The anomalous gp70 antibody result seen in two cats in treatment group T07 on study day 1136 may raise the question of whether the cats might have been exposed to extraneous FeLV during the post vaccination period. This is considered to be extremely unlikely as these observations were only made in a minority of the cats and similar results were observed in group T08 (two vaccinates which had until day 1136 either remained seronegative or had been seropositive on just one occasion post vaccination). Furthermore, all cats in groups T07 and T08 remained healthy throughout the pre-challenge period and were confirmed to be negative for p27 antigen when tested at various intervals prior to challenge. The cats were obtained from a Specified Pathogen Free (SPF) facility and were housed in a bio-security category 2 facility throughout the duration of the study; it would therefore be extremely unlikely that extraneous FeLV virus could have gained access into the facility.

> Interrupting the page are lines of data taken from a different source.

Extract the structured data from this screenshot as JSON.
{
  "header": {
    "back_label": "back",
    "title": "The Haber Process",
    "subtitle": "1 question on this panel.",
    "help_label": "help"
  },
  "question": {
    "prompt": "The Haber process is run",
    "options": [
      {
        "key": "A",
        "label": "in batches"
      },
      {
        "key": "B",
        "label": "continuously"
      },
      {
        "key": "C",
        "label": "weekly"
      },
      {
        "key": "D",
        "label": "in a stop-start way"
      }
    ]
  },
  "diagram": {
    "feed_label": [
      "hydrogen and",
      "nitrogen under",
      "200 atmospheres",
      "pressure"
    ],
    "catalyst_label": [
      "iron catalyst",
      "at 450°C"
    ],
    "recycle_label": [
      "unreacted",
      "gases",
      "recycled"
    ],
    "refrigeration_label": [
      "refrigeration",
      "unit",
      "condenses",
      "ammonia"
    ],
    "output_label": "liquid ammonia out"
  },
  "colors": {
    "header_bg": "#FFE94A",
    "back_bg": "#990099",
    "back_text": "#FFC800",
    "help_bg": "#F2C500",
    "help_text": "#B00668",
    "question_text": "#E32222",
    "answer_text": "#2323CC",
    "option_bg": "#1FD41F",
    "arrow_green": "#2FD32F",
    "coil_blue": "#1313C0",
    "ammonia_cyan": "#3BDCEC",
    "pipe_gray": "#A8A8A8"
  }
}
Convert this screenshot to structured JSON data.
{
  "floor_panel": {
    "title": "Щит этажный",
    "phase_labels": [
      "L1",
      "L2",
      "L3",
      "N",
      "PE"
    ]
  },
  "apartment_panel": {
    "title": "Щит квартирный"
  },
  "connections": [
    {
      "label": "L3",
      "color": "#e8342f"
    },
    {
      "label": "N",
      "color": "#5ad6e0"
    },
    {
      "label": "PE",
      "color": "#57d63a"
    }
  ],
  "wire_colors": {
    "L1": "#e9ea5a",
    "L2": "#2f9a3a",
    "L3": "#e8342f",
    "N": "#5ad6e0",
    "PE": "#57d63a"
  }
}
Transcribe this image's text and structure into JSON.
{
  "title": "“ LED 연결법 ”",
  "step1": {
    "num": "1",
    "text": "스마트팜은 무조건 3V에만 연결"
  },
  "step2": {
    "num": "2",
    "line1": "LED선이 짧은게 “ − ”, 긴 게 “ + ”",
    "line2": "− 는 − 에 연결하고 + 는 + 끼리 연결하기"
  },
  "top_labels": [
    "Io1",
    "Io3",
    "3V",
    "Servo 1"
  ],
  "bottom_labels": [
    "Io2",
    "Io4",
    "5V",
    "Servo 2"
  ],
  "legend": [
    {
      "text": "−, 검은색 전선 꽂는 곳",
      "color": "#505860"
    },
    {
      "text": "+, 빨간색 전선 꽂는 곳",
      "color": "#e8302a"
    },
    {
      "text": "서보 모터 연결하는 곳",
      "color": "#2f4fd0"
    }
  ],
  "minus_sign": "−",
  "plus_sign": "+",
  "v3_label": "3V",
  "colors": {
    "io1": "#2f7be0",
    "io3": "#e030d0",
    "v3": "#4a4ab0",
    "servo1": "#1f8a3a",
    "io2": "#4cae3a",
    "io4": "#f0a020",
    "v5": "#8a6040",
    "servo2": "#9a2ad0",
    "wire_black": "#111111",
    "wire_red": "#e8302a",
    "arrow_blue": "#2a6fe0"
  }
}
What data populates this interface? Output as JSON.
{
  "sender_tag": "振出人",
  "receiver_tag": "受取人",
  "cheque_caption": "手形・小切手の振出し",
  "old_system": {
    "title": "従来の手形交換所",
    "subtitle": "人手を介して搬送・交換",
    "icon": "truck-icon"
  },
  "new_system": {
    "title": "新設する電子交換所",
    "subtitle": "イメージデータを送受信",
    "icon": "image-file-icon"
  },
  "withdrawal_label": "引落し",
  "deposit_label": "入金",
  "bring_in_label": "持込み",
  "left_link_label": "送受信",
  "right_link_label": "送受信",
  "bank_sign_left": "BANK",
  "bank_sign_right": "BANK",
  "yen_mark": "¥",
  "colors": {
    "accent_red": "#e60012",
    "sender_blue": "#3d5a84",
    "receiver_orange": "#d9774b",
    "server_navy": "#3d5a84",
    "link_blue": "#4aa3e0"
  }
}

Products of the viral envelope gene, and specifically the major envelope protein gp70, are thought to be involved in virus host range recognition functions, and as such are also major targets for antibody-mediated virus neutralisation [12
]. However, antibodies against gp70 are generally not induced following vaccination [7
], an observation which appears to correlate with findings seen in this study. This suggests that beside antibody seroconversion additional immunological factors (such as cell-mediated immunity) should be considered in the vaccine-induced duration of immunity against FeLV. Indeed, other studies have shown a role for cell-mediated immunity in protection against FeLV. Flynn and others [13
] showed that following vaccination of cats with a FeLV DNA vaccine containing the gag
genes from the FeLV Glasgow A strain there was a higher level of virus-specific effector cytotoxic T lymphocytes in the peripheral blood and lymphoid organs than observed in unvaccinated control, persistently viraemic cats. The apparent absence of viraemia in cats following vaccination with the Versifel FeLV vaccine, in that FeLV antigen could not be detected in serum samples following challenge, does not mean that infection was prevented as clinical observations showed enlarged lymph nodes indicative of FeLV-related disease. Other studies have shown that during an asymptomatic phase of infection that no severe clinical signs were observed, with some cats showing mild stomatitis or gingivitis, diarrhoea and mild weight loss [14
], which is similar to what was observed in the current study. The correlation of protection with low level virus neutralising gp70 antibodies only seen in a small number of vaccinated cats is an observation which has been reported previously. A recent study [11
] examined the immunity to FeLV induced by vaccination with a variety of inactivated viruses. Two of the vaccines were found to protect against subsequent challenge, but this effective containment of the virus occurred despite minimal detectable virus neutralising antibodies being seen.